Snyk is a Boston-based cybersecurity company specializing in cloud computing. It was founded in 2015 out of London and Tel Aviv with headquarters in Boston.

History
Snyk was founded in 2015 by Guy Podjarny (גיא פודחרני), Assaf Hefetz (אסף חפץ), and Danny Grander, (דני גרנדר) coming from Unit 8200, a SIGINT unit of the Israel Defense Forces. Guy Podjarny was initially the CEO, but in July 2019, he was succeeded by Peter McKay, one of the first investors. Meanwhile, Podjarny became president and chairman of the Board of Directors. As of 2022, the company has approximately 1,400 employees. Headquartered in Boston, it also has offices in Tel Aviv, Ottawa, Zurich and London.

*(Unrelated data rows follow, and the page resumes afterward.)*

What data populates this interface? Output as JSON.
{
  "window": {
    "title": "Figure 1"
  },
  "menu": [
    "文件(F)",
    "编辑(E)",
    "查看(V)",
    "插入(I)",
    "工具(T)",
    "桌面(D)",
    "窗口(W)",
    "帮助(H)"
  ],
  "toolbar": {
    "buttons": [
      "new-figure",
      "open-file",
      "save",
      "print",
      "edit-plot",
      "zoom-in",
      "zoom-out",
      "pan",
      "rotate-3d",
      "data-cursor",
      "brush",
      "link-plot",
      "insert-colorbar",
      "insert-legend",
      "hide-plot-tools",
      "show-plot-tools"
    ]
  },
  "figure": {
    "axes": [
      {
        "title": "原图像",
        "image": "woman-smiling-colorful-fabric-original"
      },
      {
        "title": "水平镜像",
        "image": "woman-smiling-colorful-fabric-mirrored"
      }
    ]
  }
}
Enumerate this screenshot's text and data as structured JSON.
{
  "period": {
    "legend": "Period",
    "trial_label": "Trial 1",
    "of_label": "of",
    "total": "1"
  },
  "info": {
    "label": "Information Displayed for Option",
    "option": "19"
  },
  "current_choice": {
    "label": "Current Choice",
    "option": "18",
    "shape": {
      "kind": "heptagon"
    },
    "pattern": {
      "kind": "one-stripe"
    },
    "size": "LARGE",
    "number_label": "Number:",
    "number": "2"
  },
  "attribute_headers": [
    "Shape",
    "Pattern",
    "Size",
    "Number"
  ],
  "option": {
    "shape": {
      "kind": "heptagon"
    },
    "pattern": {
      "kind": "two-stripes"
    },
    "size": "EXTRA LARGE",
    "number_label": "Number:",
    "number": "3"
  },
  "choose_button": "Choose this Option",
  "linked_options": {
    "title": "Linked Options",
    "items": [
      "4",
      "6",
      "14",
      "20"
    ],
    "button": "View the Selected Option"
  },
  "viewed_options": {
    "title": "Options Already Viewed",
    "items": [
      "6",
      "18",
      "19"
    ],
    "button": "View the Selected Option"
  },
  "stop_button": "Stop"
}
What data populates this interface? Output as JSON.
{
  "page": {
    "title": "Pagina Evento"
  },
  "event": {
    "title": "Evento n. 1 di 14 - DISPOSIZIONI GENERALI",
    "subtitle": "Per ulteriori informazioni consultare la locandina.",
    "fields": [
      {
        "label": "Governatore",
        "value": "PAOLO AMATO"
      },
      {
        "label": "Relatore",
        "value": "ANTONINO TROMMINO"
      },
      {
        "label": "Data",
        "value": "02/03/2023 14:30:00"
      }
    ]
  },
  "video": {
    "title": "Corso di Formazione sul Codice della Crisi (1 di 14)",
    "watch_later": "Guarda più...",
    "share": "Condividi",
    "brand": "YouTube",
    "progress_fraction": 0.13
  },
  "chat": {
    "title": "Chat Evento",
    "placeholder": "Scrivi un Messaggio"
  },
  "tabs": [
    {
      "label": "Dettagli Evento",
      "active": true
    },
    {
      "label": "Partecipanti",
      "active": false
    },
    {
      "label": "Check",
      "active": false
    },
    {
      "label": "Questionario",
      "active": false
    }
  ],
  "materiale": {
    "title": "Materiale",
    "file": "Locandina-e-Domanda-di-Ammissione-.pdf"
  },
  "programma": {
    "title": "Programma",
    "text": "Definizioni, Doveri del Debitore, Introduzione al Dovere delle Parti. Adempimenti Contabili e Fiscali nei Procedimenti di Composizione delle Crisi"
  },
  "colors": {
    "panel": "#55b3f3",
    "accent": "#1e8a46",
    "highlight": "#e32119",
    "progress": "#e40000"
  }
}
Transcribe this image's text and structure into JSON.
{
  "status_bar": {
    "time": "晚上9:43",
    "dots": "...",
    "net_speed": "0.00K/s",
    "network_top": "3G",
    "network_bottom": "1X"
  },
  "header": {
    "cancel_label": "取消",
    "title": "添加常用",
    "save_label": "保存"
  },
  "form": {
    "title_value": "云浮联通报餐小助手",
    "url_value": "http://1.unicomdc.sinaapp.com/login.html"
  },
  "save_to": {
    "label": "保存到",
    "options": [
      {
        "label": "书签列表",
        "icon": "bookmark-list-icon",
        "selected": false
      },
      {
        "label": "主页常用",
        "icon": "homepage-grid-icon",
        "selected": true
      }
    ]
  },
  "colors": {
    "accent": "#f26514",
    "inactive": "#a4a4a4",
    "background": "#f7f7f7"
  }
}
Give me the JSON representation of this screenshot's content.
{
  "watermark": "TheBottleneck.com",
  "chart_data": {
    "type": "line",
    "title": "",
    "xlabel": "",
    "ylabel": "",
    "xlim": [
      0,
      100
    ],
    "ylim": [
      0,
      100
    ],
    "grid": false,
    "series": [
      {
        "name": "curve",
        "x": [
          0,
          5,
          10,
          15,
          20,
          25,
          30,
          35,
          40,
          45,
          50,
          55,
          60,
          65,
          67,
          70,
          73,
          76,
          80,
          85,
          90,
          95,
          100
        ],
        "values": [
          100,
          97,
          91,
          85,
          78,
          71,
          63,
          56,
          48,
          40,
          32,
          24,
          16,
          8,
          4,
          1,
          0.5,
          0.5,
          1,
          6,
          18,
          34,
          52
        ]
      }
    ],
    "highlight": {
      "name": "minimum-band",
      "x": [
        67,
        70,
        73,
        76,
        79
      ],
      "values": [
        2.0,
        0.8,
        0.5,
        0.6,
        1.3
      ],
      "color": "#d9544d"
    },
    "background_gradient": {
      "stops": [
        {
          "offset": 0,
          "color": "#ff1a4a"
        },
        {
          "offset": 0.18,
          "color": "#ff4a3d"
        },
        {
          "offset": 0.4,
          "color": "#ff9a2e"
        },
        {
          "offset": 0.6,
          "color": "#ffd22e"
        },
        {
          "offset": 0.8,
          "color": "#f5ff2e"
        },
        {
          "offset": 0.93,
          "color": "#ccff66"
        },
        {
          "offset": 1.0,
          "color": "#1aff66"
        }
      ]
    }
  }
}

In  2020, it was listed as 39th in the Forbes Cloud 100.

Acquisitions
Snyk has acquired a number of companies including DeepCode, Manifold, FossID and CloudSkiff.

DeepCode provided what became Snyk Code, a product for static application security testing. Snyk Code is a cloud-based, AI-powered code review platform that checks, tests, and debugs code. It uses machine learning to check for mistakes in code. The platform currently supports Java, JavaScript, Python, and TypeScript.

FossID  brought in its expertise in scanning and looking for vulnerabilities in C/C++ applications, as well as the capability to identify pieces of code copied from the internet, e.g., from stackoverflow, which could contain vulnerabilities.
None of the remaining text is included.